“I was a victim of a series of accidents, as are we all.”

Malachi Constant, aka Unk, aka the Space Wanderer
The Sirens Of Titan
Kurt Vonnegut, Jr.

This phrase is one of the central ideas in the book The Sirens of Titan, though it is only used three times in the entire text*.

At the first reading it seems like a statement of fatalistic fact. Everything we do, and everything that happens to us, can be reduced to the effect of a few chance occurrences - a stray photon, a misguided molecule here or there. Malachi Constant’s life, as depicted in The Sirens of Titan, is a series of events that can only be attributed to very good and very bad luck. He, more than anybody, should know about the effect of accidents on life.

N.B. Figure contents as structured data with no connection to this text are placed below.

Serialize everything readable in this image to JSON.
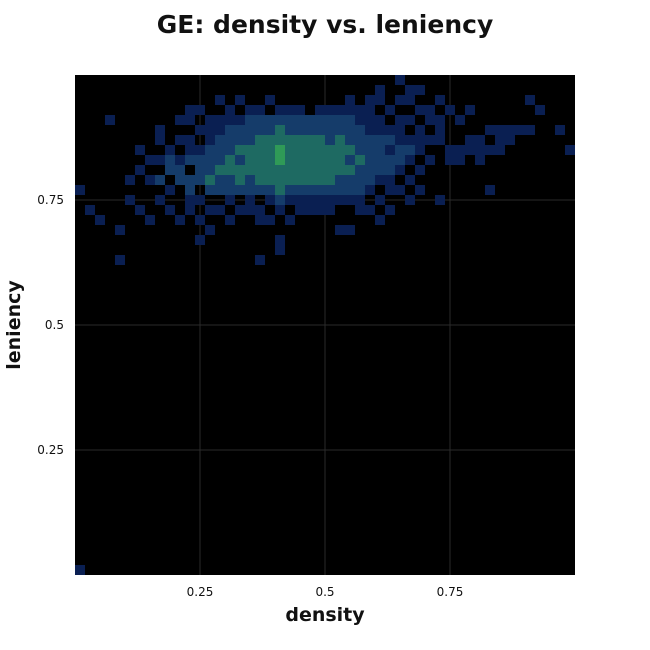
{
  "chart_data": {
    "type": "heatmap",
    "title": "GE: density vs. leniency",
    "xlabel": "density",
    "ylabel": "leniency",
    "xlim": [
      0,
      1
    ],
    "ylim": [
      0,
      1
    ],
    "xticks": [
      0.25,
      0.5,
      0.75
    ],
    "xtick_labels": [
      "0.25",
      "0.5",
      "0.75"
    ],
    "yticks": [
      0.25,
      0.5,
      0.75
    ],
    "ytick_labels": [
      "0.25",
      "0.5",
      "0.75"
    ],
    "grid": true,
    "bins": 50,
    "background": "#000000",
    "colormap": [
      "#0a1f52",
      "#153c6a",
      "#1e6a62",
      "#2f9a57"
    ],
    "cells": [
      [
        0.01,
        0.01,
        1
      ],
      [
        0.01,
        0.77,
        1
      ],
      [
        0.03,
        0.73,
        1
      ],
      [
        0.05,
        0.71,
        1
      ],
      [
        0.09,
        0.69,
        1
      ],
      [
        0.09,
        0.63,
        1
      ],
      [
        0.11,
        0.75,
        1
      ],
      [
        0.11,
        0.79,
        1
      ],
      [
        0.13,
        0.81,
        1
      ],
      [
        0.13,
        0.85,
        1
      ],
      [
        0.13,
        0.73,
        1
      ],
      [
        0.07,
        0.91,
        1
      ],
      [
        0.15,
        0.79,
        1
      ],
      [
        0.15,
        0.83,
        1
      ],
      [
        0.15,
        0.71,
        1
      ],
      [
        0.17,
        0.75,
        1
      ],
      [
        0.17,
        0.79,
        2
      ],
      [
        0.17,
        0.83,
        1
      ],
      [
        0.17,
        0.87,
        1
      ],
      [
        0.17,
        0.89,
        1
      ],
      [
        0.19,
        0.77,
        1
      ],
      [
        0.19,
        0.81,
        2
      ],
      [
        0.19,
        0.85,
        1
      ],
      [
        0.19,
        0.73,
        1
      ],
      [
        0.19,
        0.83,
        2
      ],
      [
        0.21,
        0.79,
        2
      ],
      [
        0.21,
        0.81,
        2
      ],
      [
        0.21,
        0.83,
        1
      ],
      [
        0.21,
        0.87,
        1
      ],
      [
        0.21,
        0.91,
        1
      ],
      [
        0.21,
        0.71,
        1
      ],
      [
        0.23,
        0.77,
        2
      ],
      [
        0.23,
        0.79,
        2
      ],
      [
        0.23,
        0.83,
        2
      ],
      [
        0.23,
        0.85,
        1
      ],
      [
        0.23,
        0.87,
        1
      ],
      [
        0.23,
        0.91,
        1
      ],
      [
        0.23,
        0.93,
        1
      ],
      [
        0.23,
        0.75,
        1
      ],
      [
        0.23,
        0.73,
        1
      ],
      [
        0.25,
        0.67,
        1
      ],
      [
        0.25,
        0.79,
        2
      ],
      [
        0.25,
        0.81,
        2
      ],
      [
        0.25,
        0.83,
        2
      ],
      [
        0.25,
        0.85,
        1
      ],
      [
        0.25,
        0.89,
        1
      ],
      [
        0.25,
        0.93,
        1
      ],
      [
        0.25,
        0.71,
        1
      ],
      [
        0.25,
        0.75,
        1
      ],
      [
        0.27,
        0.77,
        2
      ],
      [
        0.27,
        0.79,
        3
      ],
      [
        0.27,
        0.81,
        2
      ],
      [
        0.27,
        0.83,
        2
      ],
      [
        0.27,
        0.85,
        2
      ],
      [
        0.27,
        0.87,
        1
      ],
      [
        0.27,
        0.89,
        1
      ],
      [
        0.27,
        0.91,
        1
      ],
      [
        0.27,
        0.73,
        1
      ],
      [
        0.27,
        0.69,
        1
      ],
      [
        0.29,
        0.77,
        2
      ],
      [
        0.29,
        0.79,
        2
      ],
      [
        0.29,
        0.81,
        3
      ],
      [
        0.29,
        0.83,
        2
      ],
      [
        0.29,
        0.85,
        2
      ],
      [
        0.29,
        0.87,
        2
      ],
      [
        0.29,
        0.89,
        1
      ],
      [
        0.29,
        0.91,
        1
      ],
      [
        0.29,
        0.95,
        1
      ],
      [
        0.29,
        0.73,
        1
      ],
      [
        0.31,
        0.77,
        2
      ],
      [
        0.31,
        0.79,
        2
      ],
      [
        0.31,
        0.81,
        3
      ],
      [
        0.31,
        0.83,
        3
      ],
      [
        0.31,
        0.85,
        2
      ],
      [
        0.31,
        0.87,
        2
      ],
      [
        0.31,
        0.89,
        2
      ],
      [
        0.31,
        0.91,
        1
      ],
      [
        0.31,
        0.93,
        1
      ],
      [
        0.31,
        0.75,
        1
      ],
      [
        0.31,
        0.71,
        1
      ],
      [
        0.33,
        0.77,
        2
      ],
      [
        0.33,
        0.79,
        3
      ],
      [
        0.33,
        0.81,
        3
      ],
      [
        0.33,
        0.83,
        2
      ],
      [
        0.33,
        0.85,
        3
      ],
      [
        0.33,
        0.87,
        2
      ],
      [
        0.33,
        0.89,
        2
      ],
      [
        0.33,
        0.91,
        1
      ],
      [
        0.33,
        0.95,
        1
      ],
      [
        0.33,
        0.73,
        1
      ],
      [
        0.35,
        0.77,
        2
      ],
      [
        0.35,
        0.79,
        2
      ],
      [
        0.35,
        0.81,
        3
      ],
      [
        0.35,
        0.83,
        3
      ],
      [
        0.35,
        0.85,
        3
      ],
      [
        0.35,
        0.87,
        2
      ],
      [
        0.35,
        0.89,
        2
      ],
      [
        0.35,
        0.91,
        2
      ],
      [
        0.35,
        0.93,
        1
      ],
      [
        0.35,
        0.75,
        1
      ],
      [
        0.35,
        0.73,
        1
      ],
      [
        0.37,
        0.77,
        2
      ],
      [
        0.37,
        0.79,
        3
      ],
      [
        0.37,
        0.81,
        3
      ],
      [
        0.37,
        0.83,
        3
      ],
      [
        0.37,
        0.85,
        3
      ],
      [
        0.37,
        0.87,
        3
      ],
      [
        0.37,
        0.89,
        2
      ],
      [
        0.37,
        0.91,
        2
      ],
      [
        0.37,
        0.93,
        1
      ],
      [
        0.37,
        0.73,
        1
      ],
      [
        0.37,
        0.71,
        1
      ],
      [
        0.39,
        0.77,
        2
      ],
      [
        0.39,
        0.79,
        3
      ],
      [
        0.39,
        0.81,
        3
      ],
      [
        0.39,
        0.83,
        3
      ],
      [
        0.39,
        0.85,
        3
      ],
      [
        0.39,
        0.87,
        3
      ],
      [
        0.39,
        0.89,
        2
      ],
      [
        0.39,
        0.91,
        2
      ],
      [
        0.39,
        0.95,
        1
      ],
      [
        0.39,
        0.75,
        1
      ],
      [
        0.39,
        0.71,
        1
      ],
      [
        0.37,
        0.63,
        1
      ],
      [
        0.41,
        0.77,
        3
      ],
      [
        0.41,
        0.79,
        3
      ],
      [
        0.41,
        0.81,
        3
      ],
      [
        0.41,
        0.83,
        4
      ],
      [
        0.41,
        0.85,
        4
      ],
      [
        0.41,
        0.87,
        3
      ],
      [
        0.41,
        0.89,
        3
      ],
      [
        0.41,
        0.91,
        2
      ],
      [
        0.41,
        0.93,
        1
      ],
      [
        0.41,
        0.75,
        2
      ],
      [
        0.41,
        0.73,
        1
      ],
      [
        0.41,
        0.67,
        1
      ],
      [
        0.41,
        0.65,
        1
      ],
      [
        0.43,
        0.77,
        2
      ],
      [
        0.43,
        0.79,
        3
      ],
      [
        0.43,
        0.81,
        3
      ],
      [
        0.43,
        0.83,
        3
      ],
      [
        0.43,
        0.85,
        3
      ],
      [
        0.43,
        0.87,
        3
      ],
      [
        0.43,
        0.89,
        2
      ],
      [
        0.43,
        0.91,
        2
      ],
      [
        0.43,
        0.93,
        1
      ],
      [
        0.43,
        0.75,
        1
      ],
      [
        0.43,
        0.71,
        1
      ],
      [
        0.45,
        0.77,
        2
      ],
      [
        0.45,
        0.79,
        3
      ],
      [
        0.45,
        0.81,
        3
      ],
      [
        0.45,
        0.83,
        3
      ],
      [
        0.45,
        0.85,
        3
      ],
      [
        0.45,
        0.87,
        3
      ],
      [
        0.45,
        0.89,
        2
      ],
      [
        0.45,
        0.91,
        2
      ],
      [
        0.45,
        0.93,
        1
      ],
      [
        0.45,
        0.75,
        1
      ],
      [
        0.45,
        0.73,
        1
      ],
      [
        0.47,
        0.77,
        2
      ],
      [
        0.47,
        0.79,
        3
      ],
      [
        0.47,
        0.81,
        3
      ],
      [
        0.47,
        0.83,
        3
      ],
      [
        0.47,
        0.85,
        3
      ],
      [
        0.47,
        0.87,
        3
      ],
      [
        0.47,
        0.89,
        2
      ],
      [
        0.47,
        0.91,
        2
      ],
      [
        0.47,
        0.75,
        1
      ],
      [
        0.47,
        0.73,
        1
      ],
      [
        0.49,
        0.77,
        2
      ],
      [
        0.49,
        0.79,
        3
      ],
      [
        0.49,
        0.81,
        3
      ],
      [
        0.49,
        0.83,
        3
      ],
      [
        0.49,
        0.85,
        3
      ],
      [
        0.49,
        0.87,
        3
      ],
      [
        0.49,
        0.89,
        2
      ],
      [
        0.49,
        0.91,
        2
      ],
      [
        0.49,
        0.93,
        1
      ],
      [
        0.49,
        0.75,
        1
      ],
      [
        0.49,
        0.73,
        1
      ],
      [
        0.51,
        0.77,
        2
      ],
      [
        0.51,
        0.79,
        3
      ],
      [
        0.51,
        0.81,
        3
      ],
      [
        0.51,
        0.83,
        3
      ],
      [
        0.51,
        0.85,
        3
      ],
      [
        0.51,
        0.87,
        2
      ],
      [
        0.51,
        0.89,
        2
      ],
      [
        0.51,
        0.91,
        2
      ],
      [
        0.51,
        0.93,
        1
      ],
      [
        0.51,
        0.75,
        1
      ],
      [
        0.51,
        0.73,
        1
      ],
      [
        0.53,
        0.77,
        2
      ],
      [
        0.53,
        0.79,
        2
      ],
      [
        0.53,
        0.81,
        3
      ],
      [
        0.53,
        0.83,
        3
      ],
      [
        0.53,
        0.85,
        3
      ],
      [
        0.53,
        0.87,
        3
      ],
      [
        0.53,
        0.89,
        2
      ],
      [
        0.53,
        0.91,
        2
      ],
      [
        0.53,
        0.93,
        1
      ],
      [
        0.53,
        0.75,
        1
      ],
      [
        0.53,
        0.69,
        1
      ],
      [
        0.55,
        0.77,
        2
      ],
      [
        0.55,
        0.79,
        2
      ],
      [
        0.55,
        0.81,
        3
      ],
      [
        0.55,
        0.83,
        2
      ],
      [
        0.55,
        0.85,
        3
      ],
      [
        0.55,
        0.87,
        2
      ],
      [
        0.55,
        0.89,
        2
      ],
      [
        0.55,
        0.91,
        2
      ],
      [
        0.55,
        0.93,
        1
      ],
      [
        0.55,
        0.95,
        1
      ],
      [
        0.55,
        0.75,
        1
      ],
      [
        0.55,
        0.69,
        1
      ],
      [
        0.57,
        0.73,
        1
      ],
      [
        0.57,
        0.77,
        2
      ],
      [
        0.57,
        0.79,
        2
      ],
      [
        0.57,
        0.81,
        2
      ],
      [
        0.57,
        0.83,
        3
      ],
      [
        0.57,
        0.85,
        2
      ],
      [
        0.57,
        0.87,
        2
      ],
      [
        0.57,
        0.89,
        2
      ],
      [
        0.57,
        0.91,
        1
      ],
      [
        0.57,
        0.93,
        1
      ],
      [
        0.57,
        0.75,
        1
      ],
      [
        0.59,
        0.77,
        1
      ],
      [
        0.59,
        0.79,
        2
      ],
      [
        0.59,
        0.81,
        2
      ],
      [
        0.59,
        0.83,
        2
      ],
      [
        0.59,
        0.85,
        2
      ],
      [
        0.59,
        0.87,
        2
      ],
      [
        0.59,
        0.89,
        1
      ],
      [
        0.59,
        0.91,
        1
      ],
      [
        0.59,
        0.93,
        1
      ],
      [
        0.59,
        0.95,
        1
      ],
      [
        0.59,
        0.73,
        1
      ],
      [
        0.61,
        0.79,
        1
      ],
      [
        0.61,
        0.81,
        2
      ],
      [
        0.61,
        0.83,
        2
      ],
      [
        0.61,
        0.85,
        2
      ],
      [
        0.61,
        0.87,
        2
      ],
      [
        0.61,
        0.89,
        1
      ],
      [
        0.61,
        0.91,
        1
      ],
      [
        0.61,
        0.95,
        1
      ],
      [
        0.61,
        0.97,
        1
      ],
      [
        0.61,
        0.75,
        1
      ],
      [
        0.61,
        0.71,
        1
      ],
      [
        0.63,
        0.79,
        1
      ],
      [
        0.63,
        0.81,
        2
      ],
      [
        0.63,
        0.83,
        2
      ],
      [
        0.63,
        0.85,
        1
      ],
      [
        0.63,
        0.87,
        2
      ],
      [
        0.63,
        0.89,
        1
      ],
      [
        0.63,
        0.93,
        1
      ],
      [
        0.63,
        0.77,
        1
      ],
      [
        0.63,
        0.73,
        1
      ],
      [
        0.65,
        0.81,
        1
      ],
      [
        0.65,
        0.83,
        2
      ],
      [
        0.65,
        0.85,
        2
      ],
      [
        0.65,
        0.87,
        1
      ],
      [
        0.65,
        0.89,
        1
      ],
      [
        0.65,
        0.91,
        1
      ],
      [
        0.65,
        0.95,
        1
      ],
      [
        0.65,
        0.99,
        1
      ],
      [
        0.65,
        0.77,
        1
      ],
      [
        0.67,
        0.79,
        1
      ],
      [
        0.67,
        0.83,
        1
      ],
      [
        0.67,
        0.85,
        2
      ],
      [
        0.67,
        0.87,
        1
      ],
      [
        0.67,
        0.91,
        1
      ],
      [
        0.67,
        0.95,
        1
      ],
      [
        0.67,
        0.97,
        1
      ],
      [
        0.67,
        0.75,
        1
      ],
      [
        0.69,
        0.81,
        1
      ],
      [
        0.69,
        0.85,
        1
      ],
      [
        0.69,
        0.87,
        1
      ],
      [
        0.69,
        0.89,
        1
      ],
      [
        0.69,
        0.93,
        1
      ],
      [
        0.69,
        0.97,
        1
      ],
      [
        0.69,
        0.77,
        1
      ],
      [
        0.71,
        0.83,
        1
      ],
      [
        0.71,
        0.87,
        1
      ],
      [
        0.71,
        0.91,
        1
      ],
      [
        0.71,
        0.93,
        1
      ],
      [
        0.73,
        0.87,
        1
      ],
      [
        0.73,
        0.89,
        1
      ],
      [
        0.73,
        0.91,
        1
      ],
      [
        0.73,
        0.95,
        1
      ],
      [
        0.73,
        0.75,
        1
      ],
      [
        0.75,
        0.83,
        1
      ],
      [
        0.75,
        0.85,
        1
      ],
      [
        0.75,
        0.93,
        1
      ],
      [
        0.77,
        0.83,
        1
      ],
      [
        0.77,
        0.85,
        1
      ],
      [
        0.77,
        0.91,
        1
      ],
      [
        0.79,
        0.85,
        1
      ],
      [
        0.79,
        0.87,
        1
      ],
      [
        0.79,
        0.93,
        1
      ],
      [
        0.81,
        0.83,
        1
      ],
      [
        0.81,
        0.85,
        1
      ],
      [
        0.81,
        0.87,
        1
      ],
      [
        0.83,
        0.85,
        1
      ],
      [
        0.83,
        0.77,
        1
      ],
      [
        0.85,
        0.85,
        1
      ],
      [
        0.85,
        0.87,
        1
      ],
      [
        0.87,
        0.87,
        1
      ],
      [
        0.87,
        0.89,
        1
      ],
      [
        0.89,
        0.89,
        1
      ],
      [
        0.91,
        0.89,
        1
      ],
      [
        0.83,
        0.89,
        1
      ],
      [
        0.85,
        0.89,
        1
      ],
      [
        0.91,
        0.95,
        1
      ],
      [
        0.93,
        0.93,
        1
      ],
      [
        0.97,
        0.89,
        1
      ],
      [
        0.99,
        0.85,
        1
      ]
    ]
  }
}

At a second reading, the irony** is discernible. The extraordinary things that happened to Malachi were not accidents. They were carefully orchestrated by Winston Niles Rumfoord. After Rumfoord fell into a Chronosynclastic Infundibulum (a type of distortion in the spacetime/cultural continuum where mutually exclusive things can all be simultaneously true) he became a semi-omnipotent being that knew everything that ever had, and ever would happen. Armed with this knowledge, he carefully manipulated the entire Earth into doing his bidding***. So Malachi was the victim of Winston Niles Rumfoord, not chance or accident, as was all of Earth.

At a third and final reading another level appears. Winston Niles Rumfoord was a victim of a series of accidents. Everything he did was predetermined by a series of accidents going back to the big bang. Malachi‘s life is governed by accidents, the important ones of which are caused by the accident known as Winston Niles Rumfoord, who was caused by a series of accidents... ad infinitum.

* On pages 161 (twice), and 178, in the Millennium SF Masterworks paperback edition.
** At least, I think this is irony.
*** Read the book, it’s much better than it sounds from that description.